The second half opens with ‘Sickly Sweet Fertilizer’, a shrieking clamour of stabbing Psycho-strings and robotic swoosh leading into slow, stretched vocal samples and the sound of someone desperately gasping for breath (a reflection of the album’s theme), with just a tinge of a Throbbing Gristle-style old-school industrial beat ticking away in the background, followed by a lighter passage of smooth, expansive synth chords. ‘A Breath, Then It Comes’ is introduced by a sample of a deep male voice reciting poetry, with long, low moans and other vocal fragments reinforcing the feeling of human presence, in contrast to the cold, inhuman feel of most of the rest of the album.

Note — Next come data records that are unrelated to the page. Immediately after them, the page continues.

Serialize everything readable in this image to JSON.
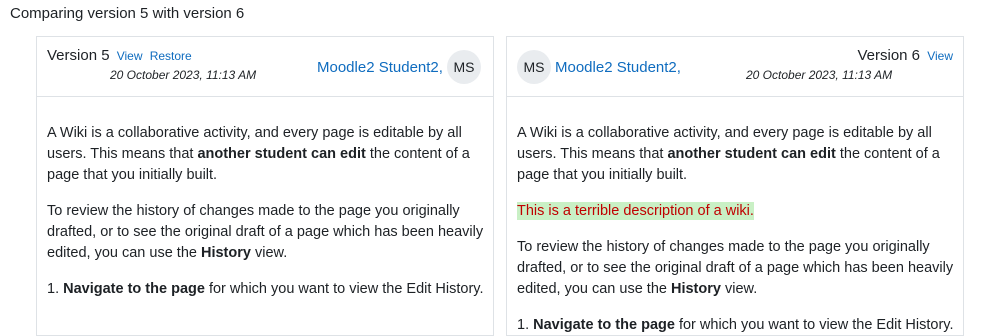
{
  "heading": "Comparing version 5 with version 6",
  "left": {
    "version_label": "Version 5",
    "view_link": "View",
    "restore_link": "Restore",
    "date": "20 October 2023, 11:13 AM",
    "user_name": "Moodle2 Student2,",
    "avatar_initials": "MS",
    "para1_a": "A Wiki is a collaborative activity, and every page is editable by all users. This means that ",
    "para1_b": "another student can edit",
    "para1_c": " the content of a page that you initially built.",
    "para2_a": "To review the history of changes made to the page you originally drafted, or to see the original draft of a page which has been heavily edited, you can use the ",
    "para2_b": "History",
    "para2_c": " view.",
    "para3_a": "1. ",
    "para3_b": "Navigate to the page",
    "para3_c": " for which you want to view the Edit History."
  },
  "right": {
    "version_label": "Version 6",
    "view_link": "View",
    "date": "20 October 2023, 11:13 AM",
    "user_name": "Moodle2 Student2,",
    "avatar_initials": "MS",
    "para1_a": "A Wiki is a collaborative activity, and every page is editable by all users. This means that ",
    "para1_b": "another student can edit",
    "para1_c": " the content of a page that you initially built.",
    "inserted": "This is a terrible description of a wiki.",
    "para2_a": "To review the history of changes made to the page you originally drafted, or to see the original draft of a page which has been heavily edited, you can use the ",
    "para2_b": "History",
    "para2_c": " view.",
    "para3_a": "1. ",
    "para3_b": "Navigate to the page",
    "para3_c": " for which you want to view the Edit History."
  },
  "colors": {
    "link": "#0f6cbf",
    "inserted_bg": "#c9f0c5",
    "inserted_text": "#c00000",
    "border": "#dee2e6"
  }
}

Liquid trickling sounds percolate through spacy layers of drone and thunder-rumble, and the track concludes with a short sample of vintage film music – which does feel a bit stranded and out of place on these alien shores. ‘Aural Cavity Obstruction’ reverts to cold ambient drone and roar, flecked with short samples of a terrified woman whimpering and odd little patters and splashes. Towards the end, the track sort of congeals around a rhythmic core, then disperses again, ending with some vocal sounds which could be weeping or muffled laughter. The album concludes with ‘Light Rejection, The Return’, a 12-minute epic which again brings in a loose rhythm, with sampled crowd noises, mechanoid clangs and remote, flute-like tones arranged around pulsating ambient synth structures.

Where The Mandrakes Grow was mastered by veteran ambient composer Robert Rich, well-known for his solo work, his project Amoeba, and his collaborations with Steve Roach, Alio Die and Lustmord, and the album is definitely enhanced by his treatment, which keeps the drones suitably deep and massive without allowing them to drown out all the intricate little details that adorn the broad washes of sound. There are a depressing number of undistinguished, generic dark ambient releases around, but with this release, Roto Visage seems ready to step up to the major leagues. Where The Mandrakes Grow is on a par with the best that labels like Cyclic Law, Cold Spring and Cold Meat Industry have to offer, and this album is recommended to all those with a taste for really unsettling, pitch-dark ambient – although Roto Visage show no sign of having the occult predilections of say, Black Seas Of Infinity or the Aural Hypnox bands. The album is packaged in a six-panel digipack sleeve, and it’s a limited-edition release of 1000 copies.